Si Lyon est considérée comme la capitale de la gastronomie française, elle le doit pour beaucoup à la notoriété de Paul Bocuse qui a su transmettre sa passion et son talent durant plus d’un demi siècle, mais aussi à la qualité de ses produits régionaux. L’Ain est une terre de gastronomie. Au chapitre des réjouissances culinaires, la volaille de Bresse tient la corde. Dès le XVIe siècle, elle est recensée dans les registres de Bourg-en-Bresse. En 1825, Brillat-Savarin, dans son ouvrage « La physiologie du goût », la considère comme la « Reine des volailles, la volaille des Rois ». Depuis 1957, son appellation est contrôlée par une association présidée par Georges Blanc, un homme qui sait la sublimer.

A sa table étoilée de Vonnas, son suprême de poularde de Bresse aux morilles et asperges accompagné d’un sabayon au vin jaune, met l’eau à la bouche rien qu’à l’énoncé. La poularde de Bresse « demi-deuil » de la Mère Brazier et de Paul Bocuse, truffée sous la peau avant cuisson, vaut également le détour du côté de Collonges-au-Mont-d’Or, l’antre de « Monsieur Paul ». Dans l’Ain, près de cent tables renommées travaillent la volaille de Bresse AOP. De quoi trouver son plaisir, à hauteur de ses moyens.

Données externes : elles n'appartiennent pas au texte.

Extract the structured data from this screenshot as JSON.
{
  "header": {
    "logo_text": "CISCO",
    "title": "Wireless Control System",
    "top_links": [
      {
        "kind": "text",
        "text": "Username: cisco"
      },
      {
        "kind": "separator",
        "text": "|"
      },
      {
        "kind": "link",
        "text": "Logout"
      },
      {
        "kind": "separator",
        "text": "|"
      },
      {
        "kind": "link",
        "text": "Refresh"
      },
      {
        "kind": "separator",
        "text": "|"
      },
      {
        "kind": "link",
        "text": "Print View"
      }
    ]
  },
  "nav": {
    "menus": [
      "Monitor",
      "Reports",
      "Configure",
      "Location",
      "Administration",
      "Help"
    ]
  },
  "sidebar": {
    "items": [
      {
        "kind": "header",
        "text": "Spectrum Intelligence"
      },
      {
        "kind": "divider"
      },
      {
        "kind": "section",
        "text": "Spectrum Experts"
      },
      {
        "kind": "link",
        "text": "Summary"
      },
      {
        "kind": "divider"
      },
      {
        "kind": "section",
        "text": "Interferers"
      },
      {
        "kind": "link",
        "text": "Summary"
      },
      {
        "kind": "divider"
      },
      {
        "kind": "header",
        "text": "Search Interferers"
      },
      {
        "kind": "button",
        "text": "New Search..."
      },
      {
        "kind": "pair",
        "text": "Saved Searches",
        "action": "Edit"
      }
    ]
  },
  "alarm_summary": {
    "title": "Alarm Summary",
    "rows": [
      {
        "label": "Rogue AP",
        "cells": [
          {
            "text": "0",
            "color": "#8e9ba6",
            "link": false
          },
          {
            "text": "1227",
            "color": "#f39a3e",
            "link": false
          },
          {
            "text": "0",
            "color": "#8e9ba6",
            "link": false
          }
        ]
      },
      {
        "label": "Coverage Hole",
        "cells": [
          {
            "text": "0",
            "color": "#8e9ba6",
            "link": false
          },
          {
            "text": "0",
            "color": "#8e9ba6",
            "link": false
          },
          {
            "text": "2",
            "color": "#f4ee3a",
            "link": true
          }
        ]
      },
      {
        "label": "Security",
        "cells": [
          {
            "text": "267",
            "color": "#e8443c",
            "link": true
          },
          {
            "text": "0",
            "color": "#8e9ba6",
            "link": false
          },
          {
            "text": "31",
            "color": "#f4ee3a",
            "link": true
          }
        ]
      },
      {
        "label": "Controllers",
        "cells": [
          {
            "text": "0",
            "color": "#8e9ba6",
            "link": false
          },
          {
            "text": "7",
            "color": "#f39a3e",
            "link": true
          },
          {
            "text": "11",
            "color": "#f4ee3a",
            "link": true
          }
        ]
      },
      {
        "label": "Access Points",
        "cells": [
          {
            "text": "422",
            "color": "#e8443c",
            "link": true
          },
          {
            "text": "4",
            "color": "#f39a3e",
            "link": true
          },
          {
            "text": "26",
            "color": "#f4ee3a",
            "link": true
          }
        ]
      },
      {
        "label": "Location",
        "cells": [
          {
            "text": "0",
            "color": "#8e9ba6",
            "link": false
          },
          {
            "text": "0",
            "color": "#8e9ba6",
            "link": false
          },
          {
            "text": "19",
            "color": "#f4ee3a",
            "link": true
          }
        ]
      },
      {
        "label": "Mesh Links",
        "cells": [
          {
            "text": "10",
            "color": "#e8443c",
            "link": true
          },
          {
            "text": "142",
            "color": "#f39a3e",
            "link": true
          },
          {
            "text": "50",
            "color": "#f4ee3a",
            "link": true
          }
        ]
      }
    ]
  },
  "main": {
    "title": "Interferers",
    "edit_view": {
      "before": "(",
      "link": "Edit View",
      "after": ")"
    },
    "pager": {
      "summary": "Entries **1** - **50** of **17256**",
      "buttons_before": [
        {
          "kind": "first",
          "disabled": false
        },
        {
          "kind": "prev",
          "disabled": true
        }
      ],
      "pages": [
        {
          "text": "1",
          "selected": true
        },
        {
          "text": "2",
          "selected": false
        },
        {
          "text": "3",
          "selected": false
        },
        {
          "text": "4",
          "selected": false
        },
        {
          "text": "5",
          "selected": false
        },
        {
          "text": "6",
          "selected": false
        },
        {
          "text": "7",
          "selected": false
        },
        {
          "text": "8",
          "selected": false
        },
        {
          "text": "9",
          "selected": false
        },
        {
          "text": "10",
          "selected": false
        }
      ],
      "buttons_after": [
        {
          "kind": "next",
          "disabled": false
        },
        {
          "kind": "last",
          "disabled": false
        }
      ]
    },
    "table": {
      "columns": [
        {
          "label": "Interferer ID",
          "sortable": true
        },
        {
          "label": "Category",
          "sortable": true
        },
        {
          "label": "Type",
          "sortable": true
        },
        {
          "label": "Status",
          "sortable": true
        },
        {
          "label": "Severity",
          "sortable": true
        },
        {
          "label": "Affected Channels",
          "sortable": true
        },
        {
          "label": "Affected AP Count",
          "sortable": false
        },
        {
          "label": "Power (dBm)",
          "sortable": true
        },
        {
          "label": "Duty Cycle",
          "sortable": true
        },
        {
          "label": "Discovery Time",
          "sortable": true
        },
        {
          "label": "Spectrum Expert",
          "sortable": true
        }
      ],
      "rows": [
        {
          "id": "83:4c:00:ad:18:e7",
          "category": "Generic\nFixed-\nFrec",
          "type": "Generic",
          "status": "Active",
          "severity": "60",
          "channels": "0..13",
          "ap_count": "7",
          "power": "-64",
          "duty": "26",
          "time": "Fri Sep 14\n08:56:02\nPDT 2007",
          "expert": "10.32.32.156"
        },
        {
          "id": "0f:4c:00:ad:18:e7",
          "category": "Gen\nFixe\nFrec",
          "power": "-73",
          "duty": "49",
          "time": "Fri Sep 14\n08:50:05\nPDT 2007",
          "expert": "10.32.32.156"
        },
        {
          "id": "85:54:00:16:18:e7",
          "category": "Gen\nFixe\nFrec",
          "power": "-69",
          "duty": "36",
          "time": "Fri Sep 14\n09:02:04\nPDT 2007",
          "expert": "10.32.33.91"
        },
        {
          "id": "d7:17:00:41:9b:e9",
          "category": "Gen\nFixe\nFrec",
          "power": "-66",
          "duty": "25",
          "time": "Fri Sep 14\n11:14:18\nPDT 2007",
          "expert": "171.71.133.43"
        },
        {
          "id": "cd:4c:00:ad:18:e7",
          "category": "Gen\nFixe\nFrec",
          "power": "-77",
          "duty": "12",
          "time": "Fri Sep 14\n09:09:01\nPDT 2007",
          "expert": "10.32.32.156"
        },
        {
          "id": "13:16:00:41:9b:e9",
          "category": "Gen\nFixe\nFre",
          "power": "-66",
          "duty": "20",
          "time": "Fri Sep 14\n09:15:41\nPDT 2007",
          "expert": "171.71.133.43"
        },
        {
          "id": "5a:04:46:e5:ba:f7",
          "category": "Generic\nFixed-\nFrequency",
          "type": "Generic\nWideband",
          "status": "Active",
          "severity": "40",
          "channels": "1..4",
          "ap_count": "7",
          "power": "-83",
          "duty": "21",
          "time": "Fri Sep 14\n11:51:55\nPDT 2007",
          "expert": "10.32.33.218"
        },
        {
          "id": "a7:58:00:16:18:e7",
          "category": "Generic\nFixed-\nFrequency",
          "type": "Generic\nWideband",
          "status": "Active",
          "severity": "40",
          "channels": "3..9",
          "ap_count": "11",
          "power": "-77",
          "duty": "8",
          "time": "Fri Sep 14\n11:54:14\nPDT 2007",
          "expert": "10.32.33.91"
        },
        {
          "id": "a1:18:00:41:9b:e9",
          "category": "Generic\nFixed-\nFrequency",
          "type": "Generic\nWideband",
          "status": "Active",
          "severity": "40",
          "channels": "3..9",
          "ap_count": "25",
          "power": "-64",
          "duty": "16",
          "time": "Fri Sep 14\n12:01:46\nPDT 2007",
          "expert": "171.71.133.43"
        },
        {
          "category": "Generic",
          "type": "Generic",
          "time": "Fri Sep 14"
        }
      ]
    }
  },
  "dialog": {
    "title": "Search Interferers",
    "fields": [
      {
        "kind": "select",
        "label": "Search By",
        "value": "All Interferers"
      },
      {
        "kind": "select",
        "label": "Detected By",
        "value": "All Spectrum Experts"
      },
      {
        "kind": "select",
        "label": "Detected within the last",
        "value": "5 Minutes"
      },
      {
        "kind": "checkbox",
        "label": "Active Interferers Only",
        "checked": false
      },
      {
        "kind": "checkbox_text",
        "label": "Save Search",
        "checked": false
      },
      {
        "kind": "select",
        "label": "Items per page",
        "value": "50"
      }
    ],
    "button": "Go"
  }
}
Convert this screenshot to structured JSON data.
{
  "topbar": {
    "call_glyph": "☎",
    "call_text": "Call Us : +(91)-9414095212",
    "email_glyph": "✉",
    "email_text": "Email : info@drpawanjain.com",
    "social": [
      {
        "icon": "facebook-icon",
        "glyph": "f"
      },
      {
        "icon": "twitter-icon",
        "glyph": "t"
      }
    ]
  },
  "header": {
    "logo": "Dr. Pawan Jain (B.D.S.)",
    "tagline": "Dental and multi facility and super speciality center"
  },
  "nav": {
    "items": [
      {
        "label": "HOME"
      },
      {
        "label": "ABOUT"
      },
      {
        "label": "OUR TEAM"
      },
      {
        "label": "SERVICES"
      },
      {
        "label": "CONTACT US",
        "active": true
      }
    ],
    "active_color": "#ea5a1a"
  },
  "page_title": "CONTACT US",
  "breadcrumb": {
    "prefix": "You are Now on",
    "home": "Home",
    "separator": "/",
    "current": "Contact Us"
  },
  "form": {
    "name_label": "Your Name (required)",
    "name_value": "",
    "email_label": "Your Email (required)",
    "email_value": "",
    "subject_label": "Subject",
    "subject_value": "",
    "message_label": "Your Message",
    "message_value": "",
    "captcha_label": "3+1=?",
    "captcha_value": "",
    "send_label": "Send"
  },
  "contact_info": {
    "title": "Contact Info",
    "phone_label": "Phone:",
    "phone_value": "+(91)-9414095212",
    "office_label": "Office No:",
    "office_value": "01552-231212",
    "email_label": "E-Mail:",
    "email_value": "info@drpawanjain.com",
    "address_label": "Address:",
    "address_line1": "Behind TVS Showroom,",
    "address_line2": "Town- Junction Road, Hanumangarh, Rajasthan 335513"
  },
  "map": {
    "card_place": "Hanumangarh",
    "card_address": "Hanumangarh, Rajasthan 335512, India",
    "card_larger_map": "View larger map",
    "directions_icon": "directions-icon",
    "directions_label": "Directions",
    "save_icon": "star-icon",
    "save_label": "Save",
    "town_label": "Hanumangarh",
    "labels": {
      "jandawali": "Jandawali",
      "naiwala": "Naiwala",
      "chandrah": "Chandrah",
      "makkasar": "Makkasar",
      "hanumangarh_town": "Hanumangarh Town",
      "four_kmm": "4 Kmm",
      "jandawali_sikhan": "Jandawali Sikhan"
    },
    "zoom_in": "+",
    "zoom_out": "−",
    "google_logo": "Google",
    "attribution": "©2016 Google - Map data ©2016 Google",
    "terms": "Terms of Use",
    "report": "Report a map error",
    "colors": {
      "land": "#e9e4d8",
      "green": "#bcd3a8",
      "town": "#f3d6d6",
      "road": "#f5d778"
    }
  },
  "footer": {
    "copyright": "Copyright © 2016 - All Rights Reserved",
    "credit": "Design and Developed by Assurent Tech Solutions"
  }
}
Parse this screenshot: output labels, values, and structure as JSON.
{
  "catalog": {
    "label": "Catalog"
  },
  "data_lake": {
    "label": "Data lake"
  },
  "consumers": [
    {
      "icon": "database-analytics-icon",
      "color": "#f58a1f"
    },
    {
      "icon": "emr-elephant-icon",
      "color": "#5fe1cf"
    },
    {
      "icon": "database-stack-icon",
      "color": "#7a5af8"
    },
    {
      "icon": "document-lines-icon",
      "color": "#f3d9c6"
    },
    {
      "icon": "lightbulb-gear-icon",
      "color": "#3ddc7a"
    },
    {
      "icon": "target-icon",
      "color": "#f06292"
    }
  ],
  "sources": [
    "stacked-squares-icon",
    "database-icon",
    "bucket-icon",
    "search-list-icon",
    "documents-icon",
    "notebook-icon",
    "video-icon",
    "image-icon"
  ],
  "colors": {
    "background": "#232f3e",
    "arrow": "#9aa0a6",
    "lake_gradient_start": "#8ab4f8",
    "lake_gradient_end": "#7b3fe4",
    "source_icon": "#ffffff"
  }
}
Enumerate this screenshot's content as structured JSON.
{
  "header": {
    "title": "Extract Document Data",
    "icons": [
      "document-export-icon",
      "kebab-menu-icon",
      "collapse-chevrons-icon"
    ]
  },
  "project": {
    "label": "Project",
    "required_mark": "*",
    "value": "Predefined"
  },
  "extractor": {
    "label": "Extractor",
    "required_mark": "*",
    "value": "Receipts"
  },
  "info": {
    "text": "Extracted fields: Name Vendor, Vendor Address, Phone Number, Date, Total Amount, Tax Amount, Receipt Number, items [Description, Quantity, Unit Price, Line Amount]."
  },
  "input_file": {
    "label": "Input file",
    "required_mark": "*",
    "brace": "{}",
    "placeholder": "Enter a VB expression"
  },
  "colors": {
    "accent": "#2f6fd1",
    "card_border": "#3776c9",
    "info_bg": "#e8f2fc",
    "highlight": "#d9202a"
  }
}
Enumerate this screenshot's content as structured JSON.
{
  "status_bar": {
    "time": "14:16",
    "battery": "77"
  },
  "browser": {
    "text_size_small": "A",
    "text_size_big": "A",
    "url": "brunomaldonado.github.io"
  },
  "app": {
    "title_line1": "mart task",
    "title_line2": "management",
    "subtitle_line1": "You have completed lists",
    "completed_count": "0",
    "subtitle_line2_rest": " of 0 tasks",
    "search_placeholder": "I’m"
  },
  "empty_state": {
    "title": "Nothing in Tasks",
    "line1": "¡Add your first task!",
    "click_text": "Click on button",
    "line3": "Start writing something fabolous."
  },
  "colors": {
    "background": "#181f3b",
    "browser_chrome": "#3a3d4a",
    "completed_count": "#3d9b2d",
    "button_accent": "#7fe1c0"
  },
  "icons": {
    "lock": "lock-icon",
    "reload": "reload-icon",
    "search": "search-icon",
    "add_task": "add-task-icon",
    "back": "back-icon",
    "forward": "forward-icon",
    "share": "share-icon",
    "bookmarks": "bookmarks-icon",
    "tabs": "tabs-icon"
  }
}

Là où la Bresse a sa volaille, la Dombes a ses grenouilles ! Les marais assainis au XIXe siècle ont créé une multitude d’étangs où les batraciens ont vite trouvé leurs repaires. Malheureusement, la surexploitation des grenouilles de la Dombes a eu raison de leur chasse, interdite depuis 1980.

Si les petites bêtes viennent désormais de plus loin, en attendant que la raniculture – élevage des grenouilles – ne trouve sa place en Dombes, les recettes de grand-mère demeurent pour le bonheur des fines gueules. Impossible de traverser la Dombes sans se mouiller les doigts dans une poêlée de grenouilles en persillade ! Farinées, les cuisses de grenouille sont dorées dans un beurre clarifié, avant d’être mijotées à la poêle, accompagnées d’ail et de persil. Face à la force du condiment, un blanc sec est recommandé pour accompagner le plat. Entre la vallée de la Loire, la Bourgogne, le Jura et l’Alsace, de nombreux cépages viennent aisément relever la texture un peu grasse de la chair, tout en résistant à la persistance de l’ail. De quoi se régaler d’un plat simple à préparer, convivial puisque partagé et à un coût plutôt raisonnable.